There are many days I feel pretty, days I feel successful, days I feel like my life matters.
Yesterday was not one of them.
It was a day when I listened to what other people thought was beautiful, and I heard all that I was not. I am not model-thin or curvy. I am too edgy for some and not anywhere near enough for others. The muscles I normally wear like the armor of a warrior felt more like an odd costume—one that separated me from what others think of as alluring.
I heard or read about the successes of others, and felt failure. Why wasn’t I doing better financially—in my impact and contribution? Normally, I am happy about the accomplishments of my fellow human beings, but yesterday I felt like their progress had somehow stolen mine.
I thought about my daughter turning 20 next week, and I felt suddenly old and jealous of people with such promise and hope before them—opportunities that they probably cannot even begin to appreciate. I know my gratitude only came with wisdom.
I held these images up like paper dolls next to mine and compared all the points I found to be different, lacking. Feeling uncomfortable in my own skin, I resisted the urge to numb—with alcohol, sugar, social media, and busyness. I sat in the discomfort, not trying to talk myself out of the feeling. No pep talks. Just true, raw emotion that would have scared me in the past.
I want to grow and expand. What if I don’t know how?
I want to contribute. What if I never find just the right path to reach others?
I want to have joy and hope. What if I don’t always find my way easily back to my light?
I want to be grateful. What if I inadvertently squander a gift I never could quite put my finger on?
As I asked myself these questions and searched for the answers, panic threatened to overwhelm me as no plan magically fell into place. For someone solution oriented and with a regular plan or strategy, issues that are not quickly “fixed” can cause me great anxiety. I work at sitting in the discomfort but not holding onto it, or, worse, building on it. After a few deep breaths and a little physical movement to burn off some of the illogical negative energy, I ask the most important question, “What happens if you don’t get all, or any of what you want?”

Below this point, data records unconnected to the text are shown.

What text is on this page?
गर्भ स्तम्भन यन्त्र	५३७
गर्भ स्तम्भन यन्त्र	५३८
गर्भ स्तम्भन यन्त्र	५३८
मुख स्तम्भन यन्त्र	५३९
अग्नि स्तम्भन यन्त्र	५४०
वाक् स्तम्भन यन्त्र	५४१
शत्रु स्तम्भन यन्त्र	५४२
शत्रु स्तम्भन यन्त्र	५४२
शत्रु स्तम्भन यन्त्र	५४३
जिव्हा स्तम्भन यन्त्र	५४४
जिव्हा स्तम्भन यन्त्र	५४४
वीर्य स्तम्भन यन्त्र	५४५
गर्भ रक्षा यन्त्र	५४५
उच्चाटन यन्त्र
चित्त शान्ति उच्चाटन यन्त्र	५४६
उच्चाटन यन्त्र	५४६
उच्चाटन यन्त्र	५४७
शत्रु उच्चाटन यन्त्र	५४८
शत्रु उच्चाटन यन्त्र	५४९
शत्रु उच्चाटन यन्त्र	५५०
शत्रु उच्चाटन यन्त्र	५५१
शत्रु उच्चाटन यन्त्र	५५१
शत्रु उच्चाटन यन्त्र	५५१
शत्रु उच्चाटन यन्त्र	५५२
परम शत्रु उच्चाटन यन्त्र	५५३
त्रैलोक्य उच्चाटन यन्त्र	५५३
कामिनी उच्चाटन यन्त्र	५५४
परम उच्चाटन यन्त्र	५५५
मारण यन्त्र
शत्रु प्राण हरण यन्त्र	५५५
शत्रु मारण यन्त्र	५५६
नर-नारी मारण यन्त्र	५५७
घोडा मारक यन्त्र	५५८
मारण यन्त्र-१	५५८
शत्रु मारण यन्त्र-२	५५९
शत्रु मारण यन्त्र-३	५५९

My heart answers, “Nothing. You want love and connection above all else, and you have it beyond measure. You do not have to do all the other things to keep it. It is a gift to you for who you are.”
A gift? A gift is something by its nature freely given, not earned. Love is a precious offering chosen by one heart for another. I have fallen back, however briefly, into that old echo of strategizing how to earn the support and affection of those around me instead of just living in my truth and trusting that love is there and more is coming. In fact, as I live authentically, this increases exponentially.
As I open myself further to receive the love around me, I make myself promises of specific action to keep this process more peaceful and productive for me and others.
1. I will practice the skill of awareness, even when it is rattling or painful: awareness of my triggers, awareness of how I can adjust in a healthy way, awareness that this is a never-ending but worthy journey. We come together with different damage, but we all can assist each other when we have blind spots in our consciousness. The waves get easier to navigate as we anticipate and master them, but they still come.
2. I will raze the old to make room for the new and improved. The checklist and timeline that I formulated to evaluate success when I was 18 should really not be my measurement now. I can remember thinking, “By the time I am 50, I will have accomplished and/or bought x, y and z.” As I get closer to this half-century mark, I have failed according to the tenets of the original plan. That does not mean that I am a failure. It may mean that I came to value different things or that time has not bent to my will. Some things take longer than expected.
3. I will communicate with those around me about what I want, value, and even fear. And have courage that my ability to be strong in vulnerability will allow them to do the same. This is still a somewhat foreign behavior for me, and it is often uncomfortable and messy. Just like any other skill, it gets easier with practice. I will take a deep breath, tell my truth—and then repeat.
Strangely, even as Wednesday turned into Thursday—not because of the sunrise but a time on the clock—I felt different.
Pretty. Successful. Of worth.
All the insecurities, fears, and challenges from just an hour ago faded from a scream to a softer, albeit persistent, whisper in the background. My perception changed, and this murmur sounds more to me like the excited, curious whispers of a child who is not quite sure what to expect—instead of the ones of merciless judgment of yesterday.